Features - OnLine

Sending the Holidays Overseas
Masonites Compose Letters, Greetings
To Alumni in the Armed Forces

By Olivia Farrow (December 15, 2005)

Mrs. Planas’s classroom was filled last Thursday with over 20 students – many of them participants in the new Mustang Ambassadors program -- who spent the afternoon munching on chips, chatting, and writing holiday greetings to the alumni of George Mason High School who are now soldiers posted all over the world.


The project began with senior Kristin Schwind – who devised and organized the endeavor— writing nine names on the chalkboard.  While she printed photographs of the soldiers sent to her from their families, history teacher Mrs. Hawkesworth told the assembled students where each former Mason student is currently stationed or where they are scheduled to soon be stationed.
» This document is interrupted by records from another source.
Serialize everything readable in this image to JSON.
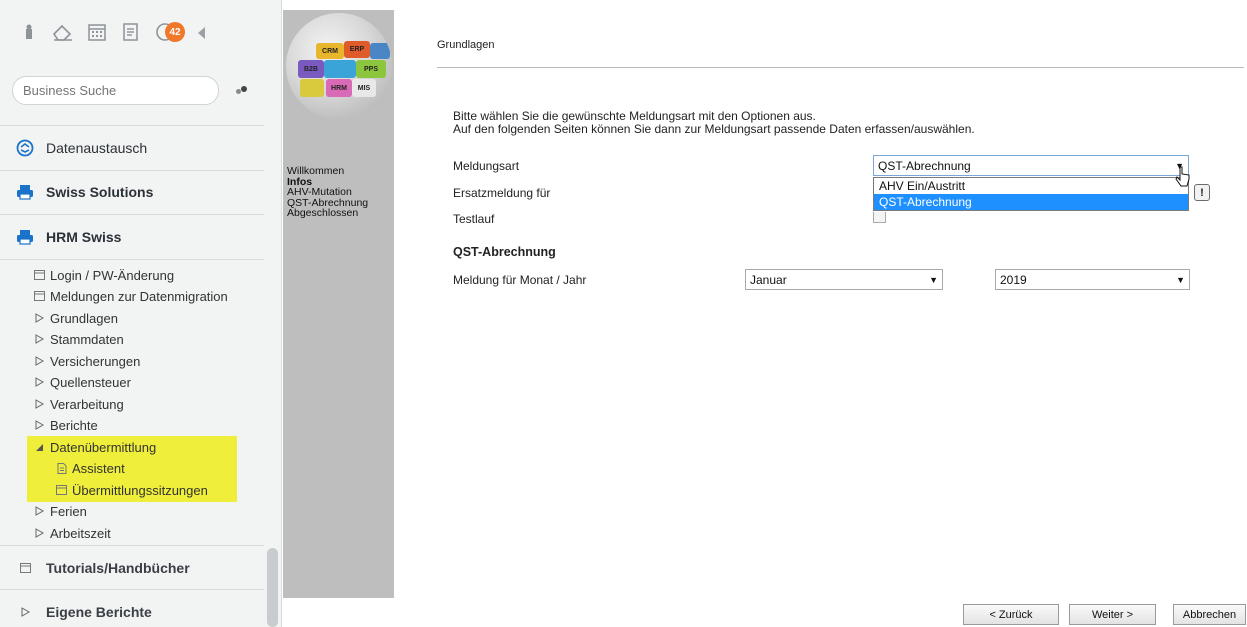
{
  "toolbar": {
    "badge_count": "42",
    "icons": [
      "user-pin-icon",
      "eraser-icon",
      "calendar-icon",
      "list-doc-icon",
      "chat-icon",
      "collapse-arrow-icon"
    ]
  },
  "search": {
    "placeholder": "Business Suche"
  },
  "sidebar": {
    "main": [
      {
        "label": "Datenaustausch",
        "icon": "exchange-icon"
      },
      {
        "label": "Swiss Solutions",
        "icon": "printer-icon"
      },
      {
        "label": "HRM Swiss",
        "icon": "printer-icon"
      }
    ],
    "sub": [
      {
        "label": "Login / PW-Änderung",
        "icon": "window-icon"
      },
      {
        "label": "Meldungen zur Datenmigration",
        "icon": "window-icon"
      },
      {
        "label": "Grundlagen",
        "icon": "triangle-right-icon"
      },
      {
        "label": "Stammdaten",
        "icon": "triangle-right-icon"
      },
      {
        "label": "Versicherungen",
        "icon": "triangle-right-icon"
      },
      {
        "label": "Quellensteuer",
        "icon": "triangle-right-icon"
      },
      {
        "label": "Verarbeitung",
        "icon": "triangle-right-icon"
      },
      {
        "label": "Berichte",
        "icon": "triangle-right-icon"
      },
      {
        "label": "Datenübermittlung",
        "icon": "triangle-down-icon"
      },
      {
        "label": "Assistent",
        "icon": "document-icon"
      },
      {
        "label": "Übermittlungssitzungen",
        "icon": "window-icon"
      },
      {
        "label": "Ferien",
        "icon": "triangle-right-icon"
      },
      {
        "label": "Arbeitszeit",
        "icon": "triangle-right-icon"
      }
    ],
    "bottom": [
      {
        "label": "Tutorials/Handbücher",
        "icon": "window-icon"
      },
      {
        "label": "Eigene Berichte",
        "icon": "triangle-right-icon"
      }
    ]
  },
  "logo": {
    "pieces": [
      "CRM",
      "ERP",
      "B2B",
      "PPS",
      "HRM",
      "MIS"
    ]
  },
  "midnav": {
    "items": [
      "Willkommen",
      "Infos",
      "AHV-Mutation",
      "QST-Abrechnung",
      "Abgeschlossen"
    ],
    "active": "Infos"
  },
  "content": {
    "breadcrumb": "Grundlagen",
    "intro_line1": "Bitte wählen Sie die gewünschte Meldungsart mit den Optionen aus.",
    "intro_line2": "Auf den folgenden Seiten können Sie dann zur Meldungsart passende Daten erfassen/auswählen.",
    "meldungsart_label": "Meldungsart",
    "meldungsart_value": "QST-Abrechnung",
    "meldungsart_options": [
      "AHV Ein/Austritt",
      "QST-Abrechnung"
    ],
    "ersatz_label": "Ersatzmeldung für",
    "testlauf_label": "Testlauf",
    "warn_glyph": "!",
    "section_heading": "QST-Abrechnung",
    "monat_label": "Meldung für Monat / Jahr",
    "month_value": "Januar",
    "year_value": "2019"
  },
  "buttons": {
    "back": "< Zurück",
    "next": "Weiter >",
    "cancel": "Abbrechen"
  },
  "colors": {
    "highlight": "#eeee3b",
    "badge": "#f0782a",
    "selected_option": "#1e90ff",
    "icon_blue": "#1a73c8"
  }
}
The list, which is also posted (along with each serviceman’s photo) in the hallway across from Mrs. Planas’s room, includes Jeff Walton, David Deitz, Michael Cummings, Devlon Melancon, Mac Cohe, Joey Cohe, Sam Lee, Daniel Colman, and Owen Durham. There are additional Mason graduates in the military and ROTC, but their addresses are currently unknown.

Schwind got the idea of sending letters to the troops from her brother, Zach, who is now a sophomore at Virginia Tech.  “My brother has a lot of friends that are in the military,” she said, “and one of them was talking so casually about dying at any time and that really freaked me out. Writing letters--not emails--is the least I could do for them.”

Senior Kristin Schwind arranges photos on the bulletin board outside of guidance of Mason graduates now serving in the military. Schwind has initiated the “Troops Project” that encourages current Mustangs to write letters to the graduates. Over 20 students, many of them participants in the Mustang Ambassadors program, and others representing various TA’s, met in Ms. Planas’s room to compose the letters. (Photo by Olivia Farrow)

Sending letters online would have been a much easier way to send the messages to the military alumni, but Schwind had second thoughts after talking to an uncle who served in the Vietnam War. “He said that letters were the best thing to get over there. They were tangible and you could hold them in your hand and see the effort put into the letter just by the handwriting. After he said that, I realized that e-mails just wouldn’t have the same effect as writing the letters out instead,” she commented.

Fifteen TAs are currently participating in the writing process in addition to the students who attended last Thursday’s meeting.  Another meeting will be held this Thursday, December 15, to write the final letters because they must be sent no later than December 16. The messages do not have to be elaborate -- a significant letter could simply tell the soldier that GM students are thinking of them during the holidays, which is exactly what the troops want.